In his address, in a JCB factory in Staffordshire, Mr Cameron set out plans to bar EU migrants from claiming welfare for the first four years after arriving in the UK and to deport those who do not find jobs within six months.

However his failure to announce a cap or "emergency brake" on the overall numbers - despite press reports that he was considering such measures - disappointed Eurosceptic Tory MPs who warned that his plans would have only limited impact.

Mr Hammond, however, insisted that with "well over" 400,000 EU nationals currently claiming UK benefits or tax credits, the proposed changes would make Britain a "significantly less attractive destination" for migrants.

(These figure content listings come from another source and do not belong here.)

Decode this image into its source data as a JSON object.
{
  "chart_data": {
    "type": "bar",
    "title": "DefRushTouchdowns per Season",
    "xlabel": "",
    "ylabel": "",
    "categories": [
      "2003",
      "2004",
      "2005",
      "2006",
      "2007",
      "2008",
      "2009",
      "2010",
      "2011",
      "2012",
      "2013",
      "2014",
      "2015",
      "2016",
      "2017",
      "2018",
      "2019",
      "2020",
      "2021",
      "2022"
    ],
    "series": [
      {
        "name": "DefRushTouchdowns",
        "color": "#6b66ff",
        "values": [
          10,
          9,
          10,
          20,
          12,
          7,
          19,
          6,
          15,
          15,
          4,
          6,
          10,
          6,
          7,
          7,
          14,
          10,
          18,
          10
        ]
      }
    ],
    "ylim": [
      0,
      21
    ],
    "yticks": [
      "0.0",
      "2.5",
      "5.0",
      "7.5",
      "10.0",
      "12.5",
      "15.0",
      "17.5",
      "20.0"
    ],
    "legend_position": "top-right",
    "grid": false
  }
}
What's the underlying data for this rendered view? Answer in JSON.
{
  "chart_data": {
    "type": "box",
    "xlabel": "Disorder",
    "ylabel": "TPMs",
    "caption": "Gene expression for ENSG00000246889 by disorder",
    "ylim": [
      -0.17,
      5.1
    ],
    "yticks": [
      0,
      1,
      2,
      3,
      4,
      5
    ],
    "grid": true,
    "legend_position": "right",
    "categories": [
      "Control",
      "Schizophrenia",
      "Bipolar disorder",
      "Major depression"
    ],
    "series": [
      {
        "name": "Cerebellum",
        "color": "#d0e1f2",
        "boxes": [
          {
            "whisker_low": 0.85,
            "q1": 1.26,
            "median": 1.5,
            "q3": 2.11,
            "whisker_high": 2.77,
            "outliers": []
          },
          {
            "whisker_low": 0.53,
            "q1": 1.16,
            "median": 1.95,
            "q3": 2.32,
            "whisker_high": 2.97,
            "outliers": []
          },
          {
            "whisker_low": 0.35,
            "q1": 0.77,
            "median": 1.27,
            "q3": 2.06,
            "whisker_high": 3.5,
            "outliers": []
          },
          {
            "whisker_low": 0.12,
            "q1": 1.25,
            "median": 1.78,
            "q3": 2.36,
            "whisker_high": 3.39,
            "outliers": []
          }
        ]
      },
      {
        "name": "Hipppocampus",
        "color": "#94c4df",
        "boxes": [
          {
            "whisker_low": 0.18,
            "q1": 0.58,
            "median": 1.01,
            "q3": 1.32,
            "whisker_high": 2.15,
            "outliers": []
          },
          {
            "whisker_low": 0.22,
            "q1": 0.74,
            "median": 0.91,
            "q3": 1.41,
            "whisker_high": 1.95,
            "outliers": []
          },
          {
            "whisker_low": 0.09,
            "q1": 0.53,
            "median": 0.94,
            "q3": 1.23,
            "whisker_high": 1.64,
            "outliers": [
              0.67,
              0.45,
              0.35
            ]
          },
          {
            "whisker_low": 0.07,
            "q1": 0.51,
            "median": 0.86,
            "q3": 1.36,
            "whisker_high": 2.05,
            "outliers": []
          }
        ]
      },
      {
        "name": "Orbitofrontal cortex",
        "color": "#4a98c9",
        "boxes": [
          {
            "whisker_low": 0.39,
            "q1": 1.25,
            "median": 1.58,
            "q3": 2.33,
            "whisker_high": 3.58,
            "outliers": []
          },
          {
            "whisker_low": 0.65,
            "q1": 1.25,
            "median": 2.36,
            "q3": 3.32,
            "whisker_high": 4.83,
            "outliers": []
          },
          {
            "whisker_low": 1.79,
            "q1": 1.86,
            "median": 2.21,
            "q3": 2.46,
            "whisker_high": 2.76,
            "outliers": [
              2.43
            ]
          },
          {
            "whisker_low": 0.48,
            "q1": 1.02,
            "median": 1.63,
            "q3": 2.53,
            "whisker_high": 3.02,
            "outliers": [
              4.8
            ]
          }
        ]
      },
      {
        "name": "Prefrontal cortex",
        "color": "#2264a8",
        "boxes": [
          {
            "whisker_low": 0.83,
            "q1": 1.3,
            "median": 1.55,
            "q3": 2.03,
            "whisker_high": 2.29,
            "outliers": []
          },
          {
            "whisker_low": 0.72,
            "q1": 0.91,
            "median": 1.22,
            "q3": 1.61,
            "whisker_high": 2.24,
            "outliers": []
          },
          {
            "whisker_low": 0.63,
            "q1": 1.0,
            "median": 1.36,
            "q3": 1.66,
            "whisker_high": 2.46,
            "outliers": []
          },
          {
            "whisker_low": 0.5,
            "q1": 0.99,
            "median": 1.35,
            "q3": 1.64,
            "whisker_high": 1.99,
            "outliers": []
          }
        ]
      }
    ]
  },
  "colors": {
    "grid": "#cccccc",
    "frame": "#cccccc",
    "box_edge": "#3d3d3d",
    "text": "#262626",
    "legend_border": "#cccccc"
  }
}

"That will get the numbers down," he said.

He confirmed that some of the measures, which the Conservatives say they will implement if they regain power in the general election in May, would require changes to the EU treaties, which, in turn, would need the agreement of other member states.

"They will form part of the broader negotiation that we will have with the other members of the European Union about reform of the European Union ahead of the referendum which we are giving to the British people in 2017," he said.